Militants de la cause écologiste, nous sommes convaincus que c’est à celles et ceux qui se revendiquent de l’écologie politique de conduire cette aventure. La responsabilité du parti écologiste ne se cantonne ni à la prise de conscience ni au rassemblement. Elle est de donner à la rupture écologique une majorité, de lui donner le pouvoir.
Un ordre écologique décroissant, démocratique et juste
Trop souvent, les écologistes sont réduits à des semeurs de trouble : donneurs d’alertes, ils se battent contre les OGM qui abîment la santé, la construction d’aéroports inutiles, ou le pari dangereux du nucléaire, dénonçant depuis le milieu du siècle dernier les défaillances de la modernité. C’est l’histoire de l’écologie dont les Français.e.s peuvent être fiers.
Les écologistes ne sont pas du côté du désordre. Ils sont l’ambition d’un nouvel ordre. Un ordre écologique décroissant, qui met fin à la destruction de la planète que nous habitons. Un ordre écologique juste, qui restaure l’équilibre dans la société, répond aux besoins de chacun.e, partage équitablement des ressources limitées, réduit les inégalités et pacifie la société. Un ordre écologiste démocratique qui assume l’équilibre des pouvoirs entre les institutions et ne confie pas toutes les responsabilités à un seul homme, donne une place aux représentants de la société civile, et favorise la participation des citoyen.ne.s à la vie politique.
La construction de ce nouvel ordre appelle des changements dans tous les domaines de la vie. Des changements qui ne reposent pas seulement sur des choix individuels mais imposent des décisions collectives. Certaines seront difficiles, comme la fin des énergies fossiles et de bien des usages que leur sont liés aujourd’hui, ou l’interdiction des pesticides dont dépend le modèle agricole actuel. Elles peuvent toutefois être porteuses de progrès, comme la mise en place d’un revenu universel, et la diminution du temps de travail, l’égalité entre toutes et tous, ou la fin de la publicité qui rend du temps à l’esprit.

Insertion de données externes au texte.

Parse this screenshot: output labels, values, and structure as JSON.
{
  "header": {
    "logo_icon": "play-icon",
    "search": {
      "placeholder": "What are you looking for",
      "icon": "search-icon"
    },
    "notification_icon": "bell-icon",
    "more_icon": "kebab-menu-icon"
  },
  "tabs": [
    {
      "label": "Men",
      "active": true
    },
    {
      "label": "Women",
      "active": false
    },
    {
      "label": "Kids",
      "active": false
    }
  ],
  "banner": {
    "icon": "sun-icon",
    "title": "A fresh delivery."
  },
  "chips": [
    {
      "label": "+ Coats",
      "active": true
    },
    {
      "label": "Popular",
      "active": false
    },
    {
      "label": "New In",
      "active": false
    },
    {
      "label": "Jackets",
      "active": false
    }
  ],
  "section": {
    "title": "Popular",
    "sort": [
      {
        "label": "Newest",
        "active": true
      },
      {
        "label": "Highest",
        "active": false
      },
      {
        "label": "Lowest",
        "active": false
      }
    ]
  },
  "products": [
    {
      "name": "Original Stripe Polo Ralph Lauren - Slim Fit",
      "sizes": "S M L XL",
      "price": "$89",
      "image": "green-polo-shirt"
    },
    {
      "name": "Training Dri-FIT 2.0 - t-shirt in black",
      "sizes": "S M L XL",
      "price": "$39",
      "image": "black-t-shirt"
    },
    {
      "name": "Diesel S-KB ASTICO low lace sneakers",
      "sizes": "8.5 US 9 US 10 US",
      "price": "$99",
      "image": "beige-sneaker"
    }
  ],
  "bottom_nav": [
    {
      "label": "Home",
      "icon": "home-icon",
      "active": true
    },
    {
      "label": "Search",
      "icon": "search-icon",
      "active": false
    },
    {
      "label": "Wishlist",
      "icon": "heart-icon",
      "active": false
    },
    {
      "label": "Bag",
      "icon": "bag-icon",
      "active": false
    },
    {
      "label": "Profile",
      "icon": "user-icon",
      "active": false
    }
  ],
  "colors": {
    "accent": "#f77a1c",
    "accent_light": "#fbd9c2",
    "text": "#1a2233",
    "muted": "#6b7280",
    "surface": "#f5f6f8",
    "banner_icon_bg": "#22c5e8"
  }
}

Regagner la confiance des Français.e.s par la cohérence
Pour recevoir des Français.e.s le mandat de construire cet ordre, le parti écologiste ne doit pas seulement expliquer comment la rupture écologique se traduira dans leur vie, ce que fera la puissance publique pour accompagner celles et ceux qui en auront besoin, ou comment se répartira l’effort, il doit obtenir leur confiance.
Le défi est d’autant plus difficile dans un contexte de profonde défiance envers le monde politique, fruit de décennies de paroles non-tenues, de vœux pieux et d’adversaires oubliés : « Mon adversaire, c’est la finance » disait François Hollande, « Make our planet great again » disait Emmanuel Macron. À cela s’ajoutent tant d’affaires, dans des partis de gauche comme de droite, beaucoup n’étant jamais suivies de sanctions. Aujourd’hui, seuls 16% des Français.e.s font confiance à un parti politique [1]. Regagner cette confiance, et gagner par les urnes, cela demande une ligne claire, de faire preuve de cohérence avec ses valeurs, de savoir les incarner.
Le parti écologiste doit mieux s’affirmer ses valeurs dans la Nupes
Pour faire gagner l’écologie, nous pensons d’abord que le parti écologiste doit assumer ses valeurs et mieux les affirmer dans les alliances électorales auxquelles il participe. Dans la Nupes, elles sont pourtant mises à mal par les positions ambigües de ses alliés.
Les écologistes peuvent-il garder le silence quand leurs alliés préfèrent le bruit et la fureur à la démocratie, quand la France Insoumise – qui a forgé l’idée d’union populaire – crie au complot de l’extrême-droite, de la droite, du centre et finalement de tous ceux qui ne sont pas d’accord avec elle lorsque sa candidate perd au suffrage universel? Les écologistes peuvent-ils garder le silence quand leurs alliés appellent à taxer le capital pour financer n’importe laquelle de leur promesse sans rechercher de modèle économique alternatif, ou quand ils proposent le gel du prix de l’essence sans évoquer le déploiement d’aucun mode de transport décarboné? Les écologistes peuvent-ils garder le silence quand leurs alliées, dont la vision de l’Europe est libérale ou nationale mais pas écologiste, suggèrent qu’ils pourraient faire liste commune aux élections européennes?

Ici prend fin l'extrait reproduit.